Like breakfast, lunch is a “ceremonial factor” that structures the day. Joachim Bauer recommends taking an hour to do this. Ideally, the break also includes a half-hour walk. Anyone who spends half an hour out in nature three times a week can reduce stress hormones and improve what is known as heart rate variability. This prevents a heart attack.
The more nature the better. Bauer recommends city dwellers to visit as large a park as possible. If you don’t have the time, you should look for a place in the residential area with lots of trees and birdsong and also plan a trip to the forest or to a lake at the weekend.
When the boundaries between work and private life blur in the home office, a clear line is needed. You should therefore define a fixed time for the end of the day. This also applies to parents who look after their children in the afternoon and have to sit down again in the evening to get through their workload. They too should stick to a fixed closing time, even if it is very late.
In order to start motivated again the next day, you should clear your workplace of dirty cups and plates the night before and tidy it up.
Work can have a high priority, but it shouldn’t be the only thing a person concentrates on, says psychotherapist Joachim Bauer. “Through work we resonate with the world, we experience meaning.
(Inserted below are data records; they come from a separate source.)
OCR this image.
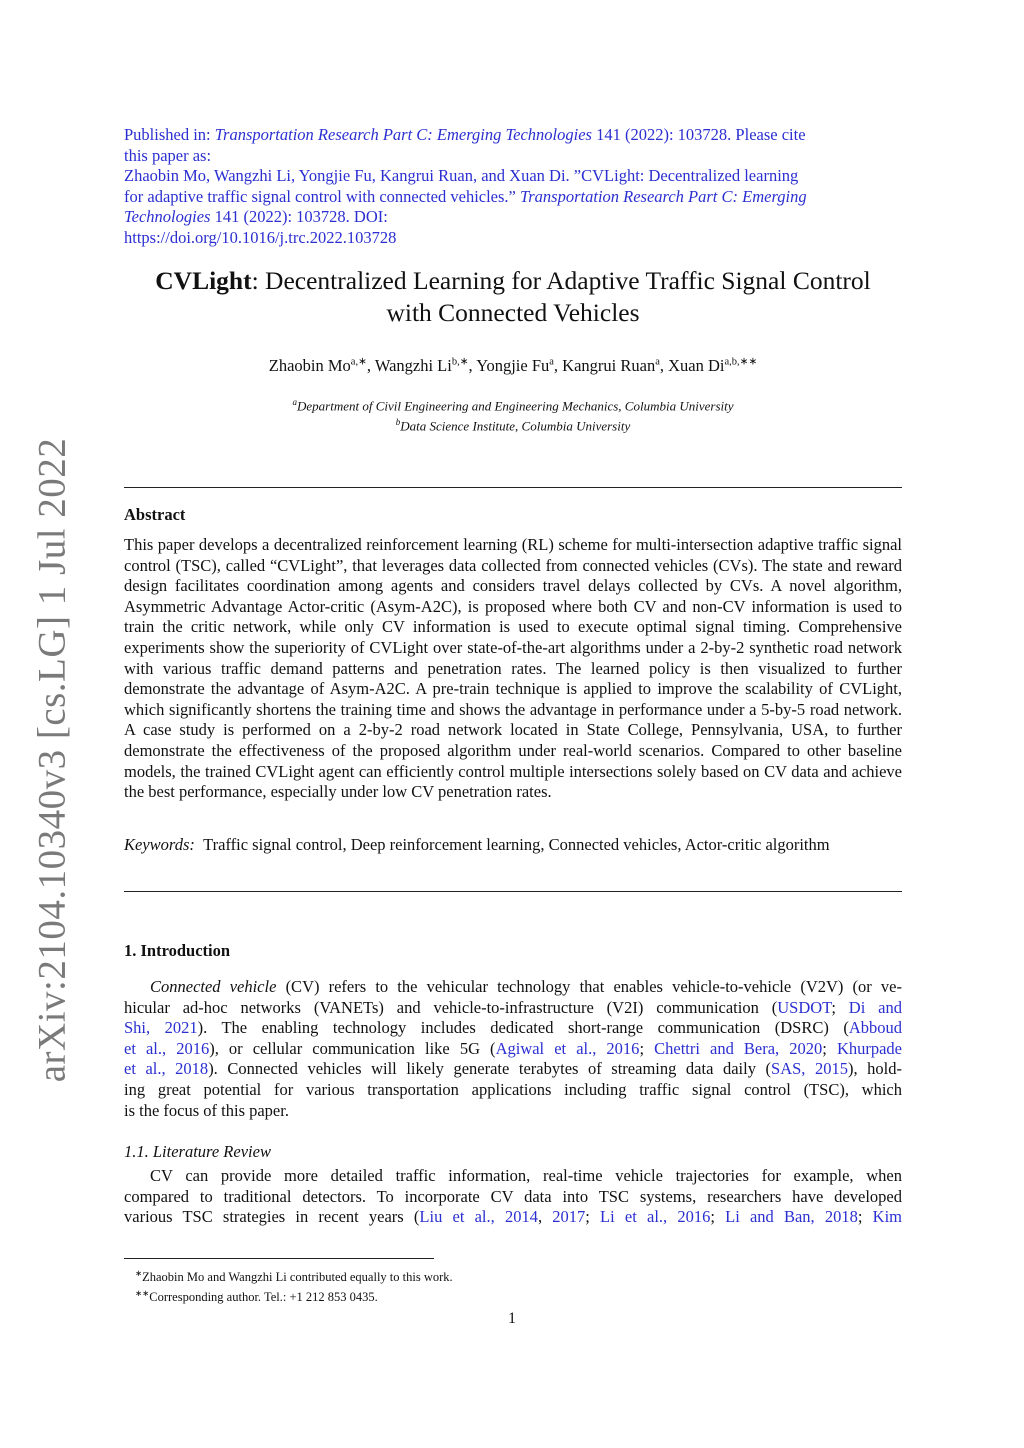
arXiv:2104.10340v3 [cs.LG] 1 Jul 2022
Published in: Transportation Research Part C: Emerging Technologies 141 (2022): 103728. Please cite
this paper as:
Zhaobin Mo, Wangzhi Li, Yongjie Fu, Kangrui Ruan, and Xuan Di. ”CVLight: Decentralized learning
for adaptive traffic signal control with connected vehicles.” Transportation Research Part C: Emerging
Technologies 141 (2022): 103728. DOI:
https://doi.org/10.1016/j.trc.2022.103728
CVLight: Decentralized Learning for Adaptive Traffic Signal Control
with Connected Vehicles
Zhaobin $Mo^{a,∗}$, Wangzhi $Li^{b,∗}$, Yongjie Fu$^a$, Kangrui Ruan$^a$, Xuan $Di^{a,b,∗∗}$
$^a$Department of Civil Engineering and Engineering Mechanics, Columbia University
$^b$Data Science Institute, Columbia University
Abstract
This paper develops a decentralized reinforcement learning (RL) scheme for multi-intersection adaptive traffic signal control (TSC), called “CVLight”, that leverages data collected from connected vehicles (CVs). The state and reward design facilitates coordination among agents and considers travel delays collected by CVs. A novel algorithm, Asymmetric Advantage Actor-critic (Asym-A2C), is proposed where both CV and non-CV information is used to train the critic network, while only CV information is used to execute optimal signal timing. Comprehensive experiments show the superiority of CVLight over state-of-the-art algorithms under a 2-by-2 synthetic road network with various traffic demand patterns and penetration rates. The learned policy is then visualized to further demonstrate the advantage of Asym-A2C. A pre-train technique is applied to improve the scalability of CVLight, which significantly shortens the training time and shows the advantage in performance under a 5-by-5 road network. A case study is performed on a 2-by-2 road network located in State College, Pennsylvania, USA, to further demonstrate the effectiveness of the proposed algorithm under real-world scenarios. Compared to other baseline models, the trained CVLight agent can efficiently control multiple intersections solely based on CV data and achieve the best performance, especially under low CV penetration rates.
Keywords: Traffic signal control, Deep reinforcement learning, Connected vehicles, Actor-critic algorithm
1. Introduction
Connected vehicle (CV) refers to the vehicular technology that enables vehicle-to-vehicle (V2V) (or ve-
hicular ad-hoc networks (VANETs) and vehicle-to-infrastructure (V2I) communication (USDOT; Di and
Shi, 2021). The enabling technology includes dedicated short-range communication (DSRC) (Abboud
et al., 2016), or cellular communication like 5G (Agiwal et al., 2016; Chettri and Bera, 2020; Khurpade
et al., 2018). Connected vehicles will likely generate terabytes of streaming data daily (SAS, 2015), hold-
ing great potential for various transportation applications including traffic signal control (TSC), which
is the focus of this paper.
1.1. Literature Review
CV can provide more detailed traffic information, real-time vehicle trajectories for example, when
compared to traditional detectors. To incorporate CV data into TSC systems, researchers have developed
various TSC strategies in recent years (Liu et al., 2014, 2017; Li et al., 2016; Li and Ban, 2018; Kim
∗Zhaobin Mo and Wangzhi Li contributed equally to this work.
∗∗Corresponding author. Tel.: +1 212 853 0435.
1
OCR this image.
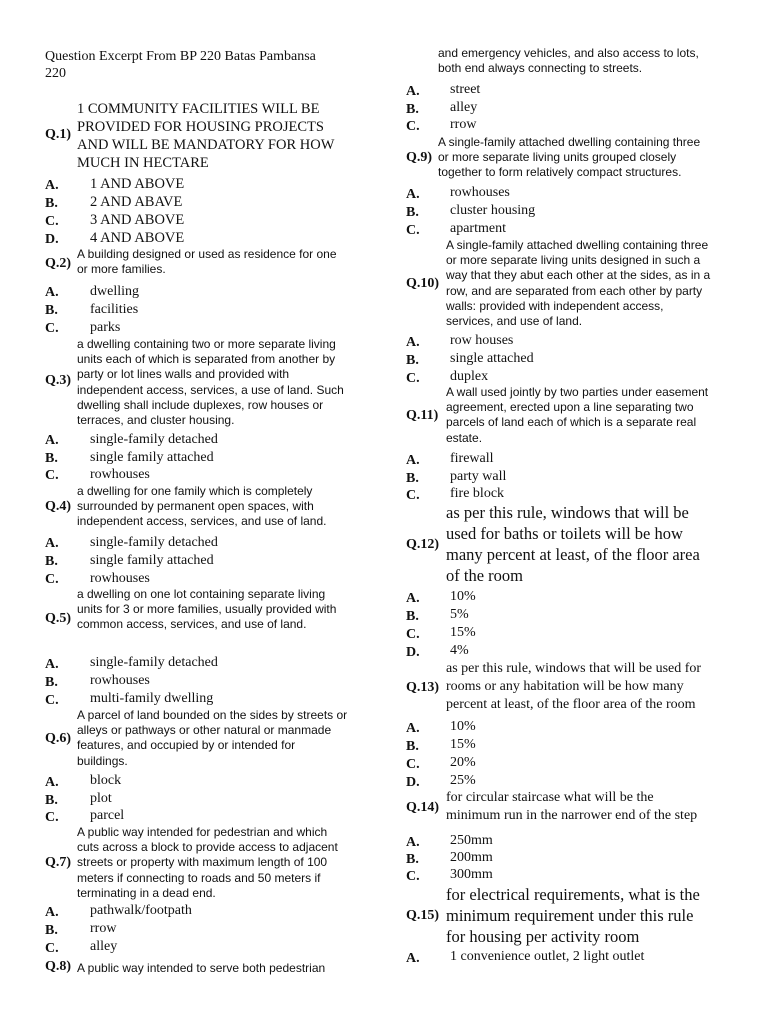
Question Excerpt From BP 220 Batas Pambansa
220
Q.1)
1 COMMUNITY FACILITIES WILL BE
PROVIDED FOR HOUSING PROJECTS
AND WILL BE MANDATORY FOR HOW
MUCH IN HECTARE
A. 1 AND ABOVE
B. 2 AND ABAVE
C. 3 AND ABOVE
D. 4 AND ABOVE
Q.2)
A building designed or used as residence for one
or more families.
A. dwelling
B. facilities
C. parks
Q.3)
a dwelling containing two or more separate living
units each of which is separated from another by
party or lot lines walls and provided with
independent access, services, a use of land. Such
dwelling shall include duplexes, row houses or
terraces, and cluster housing.
A. single-family detached
B. single family attached
C. rowhouses
Q.4)
a dwelling for one family which is completely
surrounded by permanent open spaces, with
independent access, services, and use of land.
A. single-family detached
B. single family attached
C. rowhouses
Q.5)
a dwelling on one lot containing separate living
units for 3 or more families, usually provided with
common access, services, and use of land.
A. single-family detached
B. rowhouses
C. multi-family dwelling
Q.6)
A parcel of land bounded on the sides by streets or
alleys or pathways or other natural or manmade
features, and occupied by or intended for
buildings.
A. block
B. plot
C. parcel
Q.7)
A public way intended for pedestrian and which
cuts across a block to provide access to adjacent
streets or property with maximum length of 100
meters if connecting to roads and 50 meters if
terminating in a dead end.
A. pathwalk/footpath
B. rrow
C. alley
Q.8) A public way intended to serve both pedestrian
and emergency vehicles, and also access to lots,
both end always connecting to streets.
A. street
B. alley
C. rrow
Q.9)
A single-family attached dwelling containing three
or more separate living units grouped closely
together to form relatively compact structures.
A. rowhouses
B. cluster housing
C. apartment
Q.10)
A single-family attached dwelling containing three
or more separate living units designed in such a
way that they abut each other at the sides, as in a
row, and are separated from each other by party
walls: provided with independent access,
services, and use of land.
A. row houses
B. single attached
C. duplex
Q.11)
A wall used jointly by two parties under easement
agreement, erected upon a line separating two
parcels of land each of which is a separate real
estate.
A. firewall
B. party wall
C. fire block
Q.12)
as per this rule, windows that will be
used for baths or toilets will be how
many percent at least, of the floor area
of the room
A. 10%
B. 5%
C. 15%
D. 4%
Q.13)
as per this rule, windows that will be used for
rooms or any habitation will be how many
percent at least, of the floor area of the room
A. 10%
B. 15%
C. 20%
D. 25%
Q.14)
for circular staircase what will be the
minimum run in the narrower end of the step
A. 250mm
B. 200mm
C. 300mm
Q.15)
for electrical requirements, what is the
minimum requirement under this rule
for housing per activity room
A. 1 convenience outlet, 2 light outlet
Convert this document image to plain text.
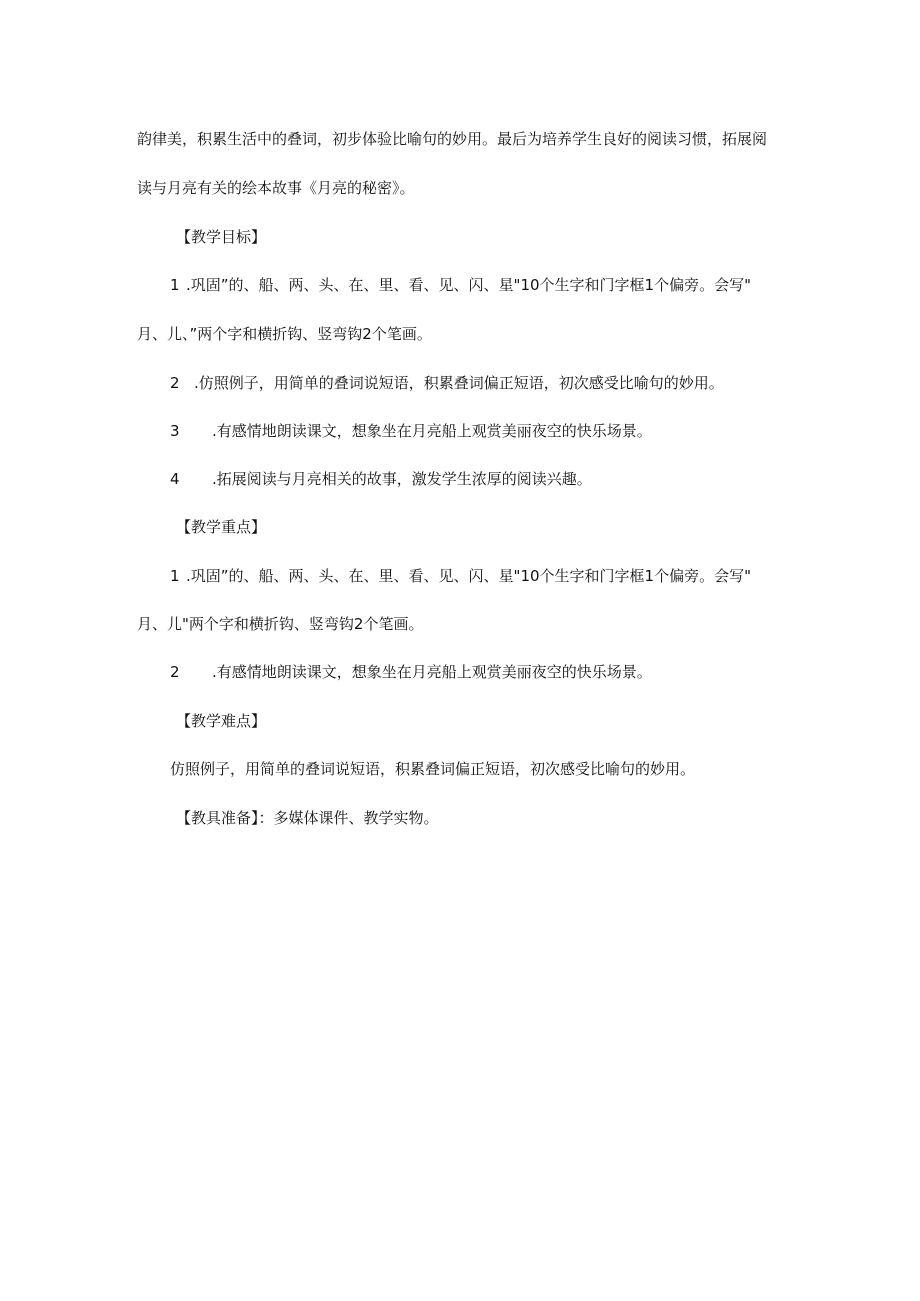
韵律美，积累生活中的叠词，初步体验比喻句的妙用。最后为培养学生良好的阅读习惯，拓展阅

读与月亮有关的绘本故事《月亮的秘密》。

【教学目标】

1 .巩固”的、船、两、头、在、里、看、见、闪、星"10个生字和门字框1个偏旁。会写"

月、儿、”两个字和横折钩、竖弯钩2个笔画。

2 .仿照例子，用简单的叠词说短语，积累叠词偏正短语，初次感受比喻句的妙用。

3 .有感情地朗读课文，想象坐在月亮船上观赏美丽夜空的快乐场景。

4 .拓展阅读与月亮相关的故事，激发学生浓厚的阅读兴趣。

【教学重点】

1 .巩固”的、船、两、头、在、里、看、见、闪、星"10个生字和门字框1个偏旁。会写"

月、儿"两个字和横折钩、竖弯钩2个笔画。

2 .有感情地朗读课文，想象坐在月亮船上观赏美丽夜空的快乐场景。

【教学难点】

仿照例子，用简单的叠词说短语，积累叠词偏正短语，初次感受比喻句的妙用。

【教具准备】：多媒体课件、教学实物。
But we are also subjected to a purpose, we become workers.” That’s why there is a need for areas of life that let us experience that we as human beings are valuable beyond our work, says Bauer. It could be dancing, painting or singing, doing sports or playing an instrument. “Everyone should discover or rediscover such an area. Many did it in childhood and let it slide in the phase of work and starting a family.”
Maintaining social contacts is also important in order to prevent “totalitarianism” at work. “When people retire, mortality increases in the first two years after that and then levels off again. Especially when it comes to early retirement. The loss of work, of meaning, of being needed, hits men especially hard ‘ notes Bauer. “Women have a higher tendency to dedicate themselves to areas outside of work, to maintain private relationships, to network. Men are more at risk of only concentrating on work and then have a greater fall height.”
In working life there needs to be a balance between “effort” and “reward”. Bauer understands effort to mean the exertion at work, while reward means wages as well as recognition and appreciation by superiors and colleagues as well as team spirit. “Expenditure in itself does not make you ill. People can achieve a lot without getting sick, as long as the reward – especially the appreciation – is right. The balance decides whether someone stays healthy or not.”